苏九儿端着盘子四处转悠,尾巴卷着筷子,这个夹一点那个尝一口,腮帮子塞得鼓鼓囊囊:“这个好吃!清雪姐姐你快尝尝!”
凌清雪难得地放下了清冷架子,小口品尝着一块桂花糕,眼睛微微眯起:“嗯,确实不错。”
陆泽被各宗老祖轮流敬酒,饶是他修为深厚,也有些招架不住。金乌老族长拍着他的肩膀,嗓门震天:“陆宗主!以后三界就靠你们年轻一辈了!来,再干一杯!”
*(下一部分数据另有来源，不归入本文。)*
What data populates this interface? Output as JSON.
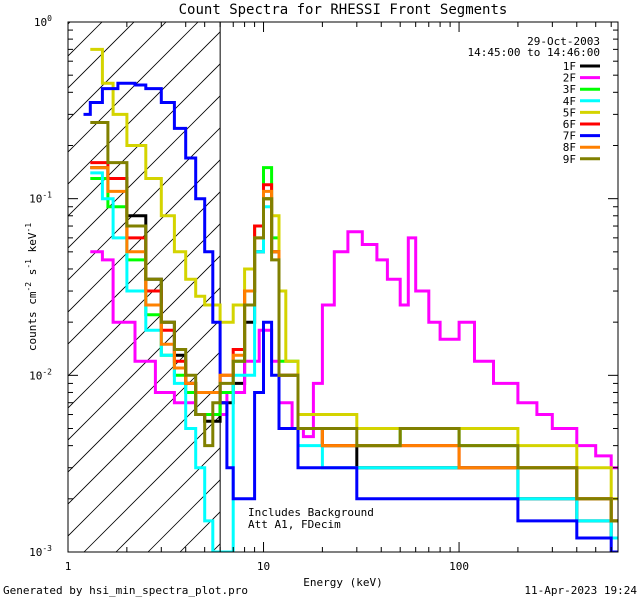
{
  "chart_data": {
    "type": "line",
    "title": "Count Spectra for RHESSI Front Segments",
    "xlabel": "Energy (keV)",
    "ylabel": "counts cm",
    "ylabel_parts": [
      "counts cm",
      "-2",
      " s",
      "-1",
      " keV",
      "-1"
    ],
    "x_scale": "log",
    "y_scale": "log",
    "xlim": [
      1,
      650
    ],
    "ylim": [
      0.001,
      1
    ],
    "x_ticks": [
      {
        "value": 1,
        "label": "1"
      },
      {
        "value": 10,
        "label": "10"
      },
      {
        "value": 100,
        "label": "100"
      }
    ],
    "y_ticks": [
      {
        "value": 0.001,
        "base": "10",
        "exp": "-3"
      },
      {
        "value": 0.01,
        "base": "10",
        "exp": "-2"
      },
      {
        "value": 0.1,
        "base": "10",
        "exp": "-1"
      },
      {
        "value": 1,
        "base": "10",
        "exp": "0"
      }
    ],
    "date": "29-Oct-2003",
    "time_range": "14:45:00 to 14:46:00",
    "legend_position": "top-right",
    "shaded_region": {
      "x_max": 6,
      "style": "hatched"
    },
    "annotation": [
      "Includes Background",
      "Att A1, FDecim"
    ],
    "footer_left": "Generated by hsi_min_spectra_plot.pro",
    "footer_right": "11-Apr-2023 19:24",
    "series": [
      {
        "name": "1F",
        "color": "#000000",
        "points": [
          [
            1.3,
            0.15
          ],
          [
            1.6,
            0.13
          ],
          [
            2.0,
            0.08
          ],
          [
            2.5,
            0.035
          ],
          [
            3.0,
            0.02
          ],
          [
            3.5,
            0.013
          ],
          [
            4.0,
            0.009
          ],
          [
            4.5,
            0.006
          ],
          [
            5.0,
            0.0055
          ],
          [
            6.0,
            0.007
          ],
          [
            7.0,
            0.009
          ],
          [
            8.0,
            0.02
          ],
          [
            9.0,
            0.05
          ],
          [
            10.0,
            0.1
          ],
          [
            11.0,
            0.05
          ],
          [
            12.0,
            0.01
          ],
          [
            15.0,
            0.005
          ],
          [
            20.0,
            0.004
          ],
          [
            30.0,
            0.003
          ],
          [
            50.0,
            0.003
          ],
          [
            100.0,
            0.003
          ],
          [
            200.0,
            0.002
          ],
          [
            400.0,
            0.0015
          ],
          [
            600.0,
            0.0012
          ]
        ]
      },
      {
        "name": "2F",
        "color": "#ff00ff",
        "points": [
          [
            1.3,
            0.05
          ],
          [
            1.5,
            0.045
          ],
          [
            1.7,
            0.02
          ],
          [
            2.2,
            0.012
          ],
          [
            2.8,
            0.008
          ],
          [
            3.5,
            0.007
          ],
          [
            4.5,
            0.006
          ],
          [
            5.5,
            0.006
          ],
          [
            6.5,
            0.008
          ],
          [
            8.0,
            0.012
          ],
          [
            9.5,
            0.018
          ],
          [
            11.0,
            0.012
          ],
          [
            12.0,
            0.007
          ],
          [
            14.0,
            0.005
          ],
          [
            16.0,
            0.0045
          ],
          [
            18.0,
            0.009
          ],
          [
            20.0,
            0.025
          ],
          [
            23.0,
            0.05
          ],
          [
            27.0,
            0.065
          ],
          [
            32.0,
            0.055
          ],
          [
            38.0,
            0.045
          ],
          [
            43.0,
            0.035
          ],
          [
            50.0,
            0.025
          ],
          [
            55.0,
            0.06
          ],
          [
            60.0,
            0.03
          ],
          [
            70.0,
            0.02
          ],
          [
            80.0,
            0.016
          ],
          [
            100.0,
            0.02
          ],
          [
            120.0,
            0.012
          ],
          [
            150.0,
            0.009
          ],
          [
            200.0,
            0.007
          ],
          [
            250.0,
            0.006
          ],
          [
            300.0,
            0.005
          ],
          [
            400.0,
            0.004
          ],
          [
            500.0,
            0.0035
          ],
          [
            600.0,
            0.003
          ]
        ]
      },
      {
        "name": "3F",
        "color": "#00ff00",
        "points": [
          [
            1.3,
            0.13
          ],
          [
            1.6,
            0.09
          ],
          [
            2.0,
            0.045
          ],
          [
            2.5,
            0.022
          ],
          [
            3.0,
            0.013
          ],
          [
            3.5,
            0.01
          ],
          [
            4.0,
            0.008
          ],
          [
            4.5,
            0.006
          ],
          [
            5.0,
            0.006
          ],
          [
            6.0,
            0.008
          ],
          [
            7.0,
            0.012
          ],
          [
            8.0,
            0.03
          ],
          [
            9.0,
            0.07
          ],
          [
            10.0,
            0.15
          ],
          [
            11.0,
            0.06
          ],
          [
            12.0,
            0.012
          ],
          [
            15.0,
            0.005
          ],
          [
            20.0,
            0.004
          ],
          [
            30.0,
            0.004
          ],
          [
            50.0,
            0.005
          ],
          [
            100.0,
            0.004
          ],
          [
            200.0,
            0.003
          ],
          [
            400.0,
            0.002
          ],
          [
            600.0,
            0.0015
          ]
        ]
      },
      {
        "name": "4F",
        "color": "#00ffff",
        "points": [
          [
            1.3,
            0.14
          ],
          [
            1.5,
            0.1
          ],
          [
            1.7,
            0.06
          ],
          [
            2.0,
            0.03
          ],
          [
            2.5,
            0.018
          ],
          [
            3.0,
            0.013
          ],
          [
            3.5,
            0.009
          ],
          [
            4.0,
            0.005
          ],
          [
            4.5,
            0.003
          ],
          [
            5.0,
            0.0015
          ],
          [
            5.5,
            0.001
          ],
          [
            7.0,
            0.01
          ],
          [
            9.0,
            0.05
          ],
          [
            10.0,
            0.09
          ],
          [
            11.0,
            0.05
          ],
          [
            12.0,
            0.01
          ],
          [
            15.0,
            0.004
          ],
          [
            20.0,
            0.003
          ],
          [
            30.0,
            0.003
          ],
          [
            50.0,
            0.003
          ],
          [
            100.0,
            0.003
          ],
          [
            200.0,
            0.002
          ],
          [
            400.0,
            0.0015
          ],
          [
            600.0,
            0.0012
          ]
        ]
      },
      {
        "name": "5F",
        "color": "#d4d400",
        "points": [
          [
            1.3,
            0.7
          ],
          [
            1.5,
            0.45
          ],
          [
            1.7,
            0.3
          ],
          [
            2.0,
            0.2
          ],
          [
            2.5,
            0.13
          ],
          [
            3.0,
            0.08
          ],
          [
            3.5,
            0.05
          ],
          [
            4.0,
            0.035
          ],
          [
            4.5,
            0.028
          ],
          [
            5.0,
            0.025
          ],
          [
            6.0,
            0.02
          ],
          [
            7.0,
            0.025
          ],
          [
            8.0,
            0.04
          ],
          [
            9.0,
            0.07
          ],
          [
            10.0,
            0.1
          ],
          [
            11.0,
            0.08
          ],
          [
            12.0,
            0.03
          ],
          [
            13.0,
            0.012
          ],
          [
            15.0,
            0.006
          ],
          [
            20.0,
            0.006
          ],
          [
            30.0,
            0.005
          ],
          [
            50.0,
            0.005
          ],
          [
            100.0,
            0.005
          ],
          [
            200.0,
            0.004
          ],
          [
            400.0,
            0.003
          ],
          [
            600.0,
            0.002
          ]
        ]
      },
      {
        "name": "6F",
        "color": "#ff0000",
        "points": [
          [
            1.3,
            0.16
          ],
          [
            1.6,
            0.13
          ],
          [
            2.0,
            0.06
          ],
          [
            2.5,
            0.03
          ],
          [
            3.0,
            0.018
          ],
          [
            3.5,
            0.012
          ],
          [
            4.0,
            0.009
          ],
          [
            4.5,
            0.008
          ],
          [
            5.0,
            0.008
          ],
          [
            6.0,
            0.01
          ],
          [
            7.0,
            0.014
          ],
          [
            8.0,
            0.03
          ],
          [
            9.0,
            0.07
          ],
          [
            10.0,
            0.12
          ],
          [
            11.0,
            0.05
          ],
          [
            12.0,
            0.01
          ],
          [
            15.0,
            0.005
          ],
          [
            20.0,
            0.004
          ],
          [
            30.0,
            0.004
          ],
          [
            50.0,
            0.004
          ],
          [
            100.0,
            0.003
          ],
          [
            200.0,
            0.003
          ],
          [
            400.0,
            0.002
          ],
          [
            600.0,
            0.0015
          ]
        ]
      },
      {
        "name": "7F",
        "color": "#0000ff",
        "points": [
          [
            1.2,
            0.3
          ],
          [
            1.3,
            0.35
          ],
          [
            1.5,
            0.42
          ],
          [
            1.8,
            0.45
          ],
          [
            2.2,
            0.44
          ],
          [
            2.5,
            0.42
          ],
          [
            3.0,
            0.35
          ],
          [
            3.5,
            0.25
          ],
          [
            4.0,
            0.17
          ],
          [
            4.5,
            0.1
          ],
          [
            5.0,
            0.05
          ],
          [
            5.5,
            0.02
          ],
          [
            6.0,
            0.007
          ],
          [
            6.5,
            0.003
          ],
          [
            7.0,
            0.002
          ],
          [
            8.0,
            0.002
          ],
          [
            9.0,
            0.008
          ],
          [
            10.0,
            0.02
          ],
          [
            11.0,
            0.01
          ],
          [
            12.0,
            0.005
          ],
          [
            15.0,
            0.003
          ],
          [
            20.0,
            0.003
          ],
          [
            30.0,
            0.002
          ],
          [
            50.0,
            0.002
          ],
          [
            100.0,
            0.002
          ],
          [
            200.0,
            0.0015
          ],
          [
            400.0,
            0.0012
          ],
          [
            600.0,
            0.001
          ]
        ]
      },
      {
        "name": "8F",
        "color": "#ff8000",
        "points": [
          [
            1.3,
            0.15
          ],
          [
            1.6,
            0.11
          ],
          [
            2.0,
            0.05
          ],
          [
            2.5,
            0.025
          ],
          [
            3.0,
            0.015
          ],
          [
            3.5,
            0.011
          ],
          [
            4.0,
            0.009
          ],
          [
            4.5,
            0.008
          ],
          [
            5.0,
            0.008
          ],
          [
            6.0,
            0.01
          ],
          [
            7.0,
            0.013
          ],
          [
            8.0,
            0.03
          ],
          [
            9.0,
            0.06
          ],
          [
            10.0,
            0.11
          ],
          [
            11.0,
            0.05
          ],
          [
            12.0,
            0.01
          ],
          [
            15.0,
            0.005
          ],
          [
            20.0,
            0.004
          ],
          [
            30.0,
            0.004
          ],
          [
            50.0,
            0.004
          ],
          [
            100.0,
            0.003
          ],
          [
            200.0,
            0.003
          ],
          [
            400.0,
            0.002
          ],
          [
            600.0,
            0.0015
          ]
        ]
      },
      {
        "name": "9F",
        "color": "#808000",
        "points": [
          [
            1.3,
            0.27
          ],
          [
            1.6,
            0.16
          ],
          [
            2.0,
            0.07
          ],
          [
            2.5,
            0.035
          ],
          [
            3.0,
            0.02
          ],
          [
            3.5,
            0.014
          ],
          [
            4.0,
            0.01
          ],
          [
            4.5,
            0.006
          ],
          [
            5.0,
            0.004
          ],
          [
            5.5,
            0.007
          ],
          [
            6.0,
            0.009
          ],
          [
            7.0,
            0.012
          ],
          [
            8.0,
            0.025
          ],
          [
            9.0,
            0.06
          ],
          [
            10.0,
            0.1
          ],
          [
            11.0,
            0.045
          ],
          [
            12.0,
            0.01
          ],
          [
            15.0,
            0.005
          ],
          [
            20.0,
            0.005
          ],
          [
            30.0,
            0.004
          ],
          [
            50.0,
            0.005
          ],
          [
            100.0,
            0.004
          ],
          [
            200.0,
            0.003
          ],
          [
            400.0,
            0.002
          ],
          [
            600.0,
            0.0015
          ]
        ]
      }
    ]
  }
}
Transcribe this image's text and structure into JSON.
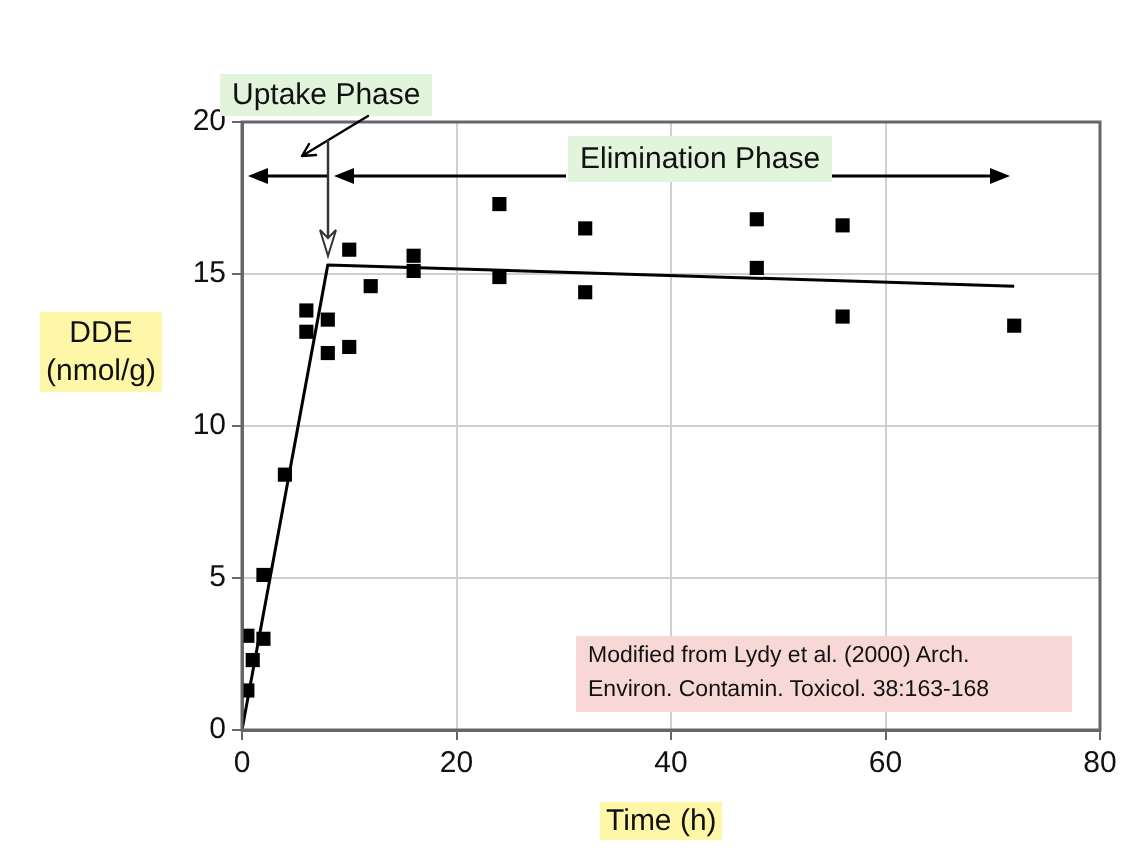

真龙大长老更直接,抱着一坛万年龙涎香:“这坛酒老夫藏了三千年,今日不醉不归!”
觥筹交错间,谁也没注意到陆泽手背上那抹灰白纹路,正随着他灵力的运转而轻微闪烁。
深夜,宾客渐散。陆泽三人回到星池旁的新房——其实就是在池边新建的一座竹楼。红烛摇曳,窗上贴着大红的“囍”字。
苏九儿一进门就瘫倒在铺满锦被的床榻上,四尾摊开:“累死啦……结婚比打架还累……”
凌清雪摘下凤冠,仔细地摆在梳妆台上,这才坐下。她看向陆泽,冰蓝星眸中带着一丝担忧:“你今日一直心不在焉。”
陆泽倒了三杯温茶,递过去:“被你看出来了。”他撩起袖子,露出手臂上那几道若隐若现的灰白纹路,“归真炼化并不彻底,虚无之主的‘终结’概念,还在我体内残留。”
苏九儿一下子坐起来,尾巴竖起:“那怎么办?会不会有危险?”
“暂时不会。”陆泽放下袖子,“但它就像一枚种子,不知何时会发芽。更麻烦的是……”他顿了顿,“虚无之主消散前说的‘归墟之宴’,我总觉得……没那么简单。”
“管它简不简单!”苏九儿跳下床,尾巴叉腰,“兵来将挡,水来土掩!咱们连它本尊都打趴下了,还怕一顿饭?”
凌清雪却更冷静:“它特意提及‘宴席’和‘主人’,必有深意。也许归墟之宴并非结束,而是……另一种开始。”
话音未落,窗外突然传来急促的敲门声。王铁柱的声音带着慌乱:“董事长!两位夫人!不好了!出事了!”
三人冲出门,只见王铁柱手里捧着一枚玉简,灵躯微微发抖:“刚才……刚才巡逻弟子在宗门后山,发现了这个……”
玉简投射出一幅画面:后山禁地,那处存放着历代祖师牌位的祠堂外,不知何时出现了一桌宴席。席上摆着九道菜肴,每一道都冒着诡异的灰白雾气。而在主位前,放着一枚刻着“陆泽”二字的玉牌。
“什么时候发现的?”陆泽沉声问。